Abstract: The question of the permanence of remote work has been resolved and the clear answer is yea and no. And the implications for IT and Operations teams are profound. They will be charged with supporting much more diverse and distributed forms of connectivity, endpoint devices, apps and services spread than ever. Their skills and tools will have to evolve in ways we’re still trying to fully understand. That means the core emphasis of network management will shift from network device status to real-time user experience and security.
Let the Transformation Begin
If you spent the last months of 2020 wondering if remote work was permanent or temporary, we can help you through the haze of guesswork and #WFH memes: It just doesn’t matter anymore.
Yes, the links between many types of work and traditional offices have been irrevocably broken. Yet digitally empowered workers will still work in HQs and remote offices and from home.
Some pundits are obsessed with the end of the HQ and the rise of everything remote. Let them prognosticate. Many HQs will simply move to lower cost areas or for other business reasons, including low cost flights or employee lifestyle benefits.
It just doesn’t matter.
There are obvious benefits to both the HQ and remote models. The greater payoff, however, is a hybrid strategy where workers are where they are most productive based on the project at hand.
Workforce flexibility makes the implications for IT quite profound. More dynamism. Less observability. Less security. What could possibly go wrong?
The newly created networks connecting the corporate network, service providers and a wide range of consumer gear installed and managed by employees are not necessarily new. They are, however, fundamentally different from the fat pipes, big switches and routers and approved devices serviced locally by on-site IT pros. And the observability, security and network management challenges become far more complex –and dynamic– in flex mode.
Are You Prepared?
Read this EMA Report on Remote Worker Network Performance Monitoring
What happens now?
We saw a similar dynamic shift (discussed recently on The Network of Now [Inside Analysis Radio]) almost two decades ago when the Internet merged with the enterprise network.

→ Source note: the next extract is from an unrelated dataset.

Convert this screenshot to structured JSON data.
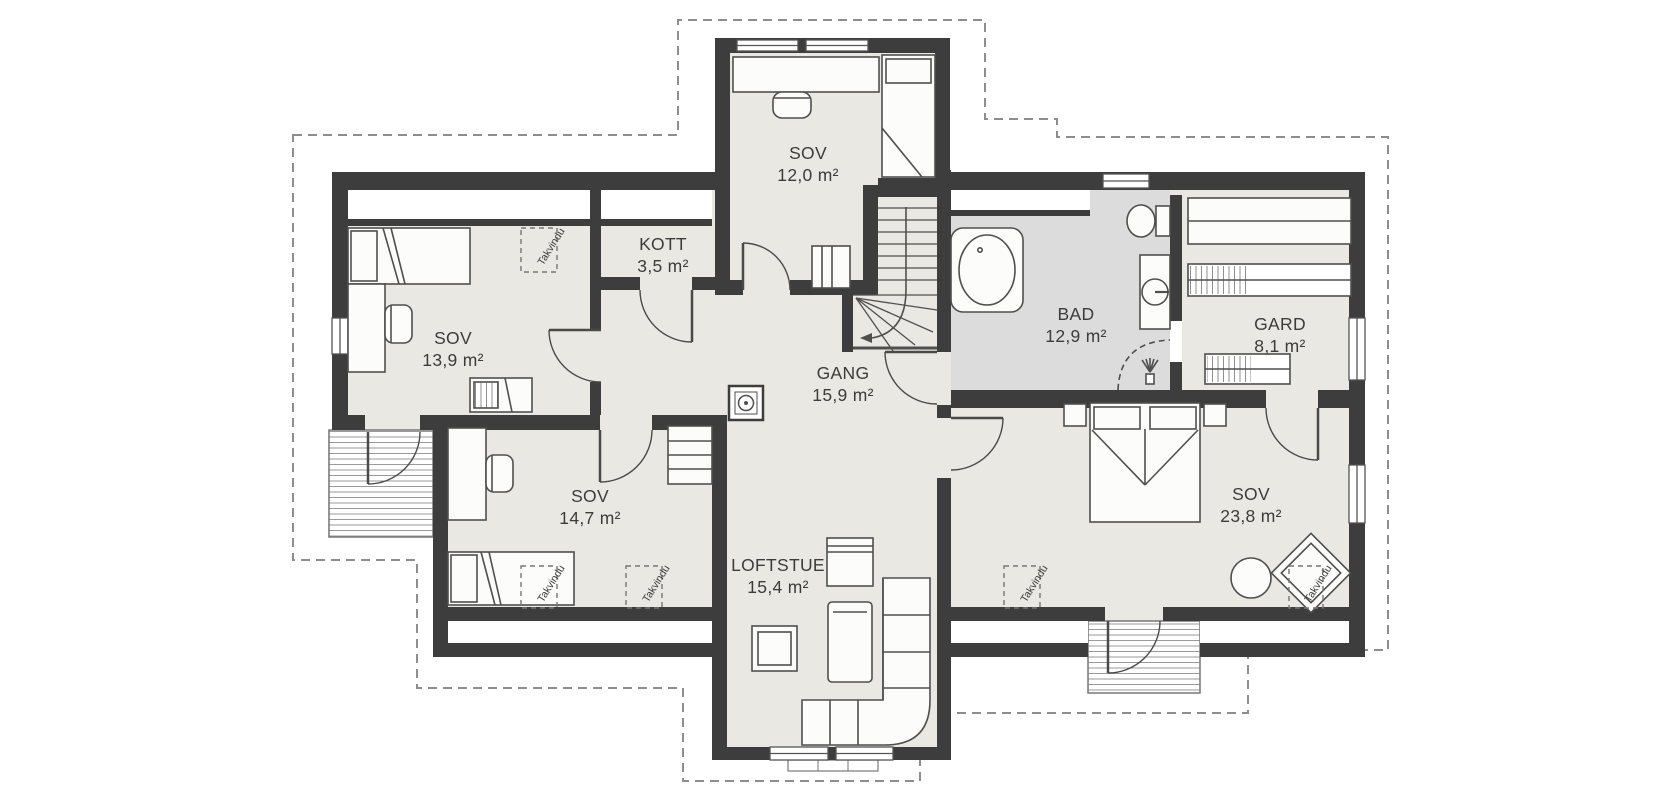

Knowledge workers wanted the same level of access to their enterprise apps as their internet-delivered services
It drove growth in a couple of new network device categories and forced the reinvention of a couple more. We can expect a similar dynamic in network management and security categories as solutions are forced to evolve to support more digital experience demands.
The Big Shift
The core emphasis of network management is already shifting to real-time user experience and security versus network device status. This will accelerate as pressures mount on network teams.
As in the early 2000’s a new generation of network monitoring solutions will be ushered in to face a new configuration of dynamic demands, from the remote office to remote workers and everywhere in between. This shift will require new thinking in terms of hardware, software and services.